East Coast of the United States

U.S. Coast Guard Reports

For over 15 years (late 1955-1970) the Woods Hole Oceanographic Institution (WHOI) conducted a Government contracted oceanographic program aboard Coast Guard light vessels and offshore light stations (LV'S and LTSTA'S) along the East Coast of the United States. The objectives were (Bumpus, 1971):

1. "To establish a program of observations to detect changes in oceanic circulation."
2. "To analyze climate and weather records to determine the cause of such changes."

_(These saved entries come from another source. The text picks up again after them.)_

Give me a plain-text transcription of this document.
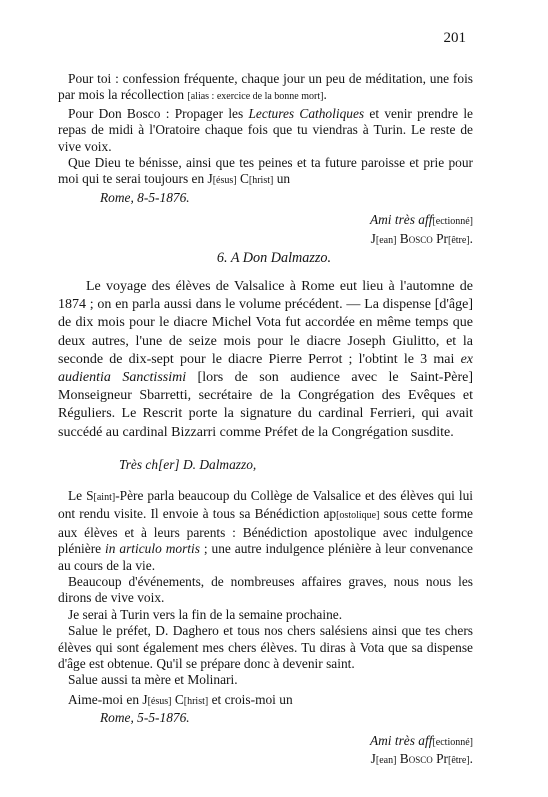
201

Pour toi : confession fréquente, chaque jour un peu de méditation, une fois par mois la récollection [alias : exercice de la bonne mort].

Pour Don Bosco : Propager les Lectures Catholiques et venir prendre le repas de midi à l'Oratoire chaque fois que tu viendras à Turin. Le reste de vive voix.

Que Dieu te bénisse, ainsi que tes peines et ta future paroisse et prie pour moi qui te serai toujours en J[ésus] C[hrist] un

Rome, 8-5-1876.

Ami très aff[ectionné]

J[ean] Bosco Pr[être].

6. A Don Dalmazzo.

Le voyage des élèves de Valsalice à Rome eut lieu à l'automne de 1874 ; on en parla aussi dans le volume précédent. — La dispense [d'âge] de dix mois pour le diacre Michel Vota fut accordée en même temps que deux autres, l'une de seize mois pour le diacre Joseph Giulitto, et la seconde de dix-sept pour le diacre Pierre Perrot ; l'obtint le 3 mai ex audientia Sanctissimi [lors de son audience avec le Saint-Père] Monseigneur Sbarretti, secrétaire de la Congrégation des Evêques et Réguliers. Le Rescrit porte la signature du cardinal Ferrieri, qui avait succédé au cardinal Bizzarri comme Préfet de la Congrégation susdite.

Très ch[er] D. Dalmazzo,

Le S[aint]-Père parla beaucoup du Collège de Valsalice et des élèves qui lui ont rendu visite. Il envoie à tous sa Bénédiction ap[ostolique] sous cette forme aux élèves et à leurs parents : Bénédiction apostolique avec indulgence plénière in articulo mortis ; une autre indulgence plénière à leur convenance au cours de la vie.

Beaucoup d'événements, de nombreuses affaires graves, nous nous les dirons de vive voix.

Je serai à Turin vers la fin de la semaine prochaine.

Salue le préfet, D. Daghero et tous nos chers salésiens ainsi que tes chers élèves qui sont également mes chers élèves. Tu diras à Vota que sa dispense d'âge est obtenue. Qu'il se prépare donc à devenir saint.

Salue aussi ta mère et Molinari.

Aime-moi en J[ésus] C[hrist] et crois-moi un

Rome, 5-5-1876.

Ami très aff[ectionné]

J[ean] Bosco Pr[être].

Activities undertaken by WHOI in support of the program were

1. "To maintain oceanographic posts at lightships/light stations from Portland to Frying Pan Shoals."
2. "To analyze and report the data in relation to climatic and other oceanographic data."
3. "To study the non-tidal drift at the surface and bottom on the continental shelf off the east coast of the United States."
4. "To cooperate -with a number of agencies interested in the waters of the shelf. ..."

In early 1970 the direct use of these LV'S and LTSTA'S in the study of nontidal drift ended while the release of drift bottles was phased out. Considerable drift bottle data were collected and have been presented elsewhere (Bumpus, 1969a and Bumpus and Lauzier, 1965).
The U.S. Fish and Wildlife Service published temperature and salinity data from 1956-1965. The U.S. Coast Guard published data from 1966-1970.
On 1 January 1971 the U.S. Coast Guard Oceanographic Unit (CGOU) assumed responsibility for this continuing program of salinity and temperature observations.

Data Collection and Processing
The data collected once daily, included temperatures taken at depth by mechanical bathythermograph (BT), surface reference temperature and surface water salinity sample obtained by thermometer bucket and weather recorded at time of observation. Bottom water salinity samples were obtained twice weekly by Nansen bottle.

The Coast Guard handled all logistics for LOSAMP in 1971. The data were analyzed and processed at the Coast Guard Oceanographic Unit.

Salinity samples were analyzed on inductive salinometers, and salinity values were determined by computer at CGOU. The mechanical bathythermograph traces were read with handheld grids. The BT temperatures at selected depths were corrected by the following procedures:

  1. Subtract daily surface BT temperatures from corresponding surface reference temperatures for each BT each month (BT-month).
  2. Compute the mean and standard deviation for the differences for each BT-month from 1. Above.
  3. Compute the average value for those differences within the standard deviation of the mean for each BT-month.
  4. Take the average from 3. As the temperature correction factor and add it to the temperatures at all selected depths for the BT-month.

Separate corrections were computed within any BT-month when obvious shifts in BT calibration occurred.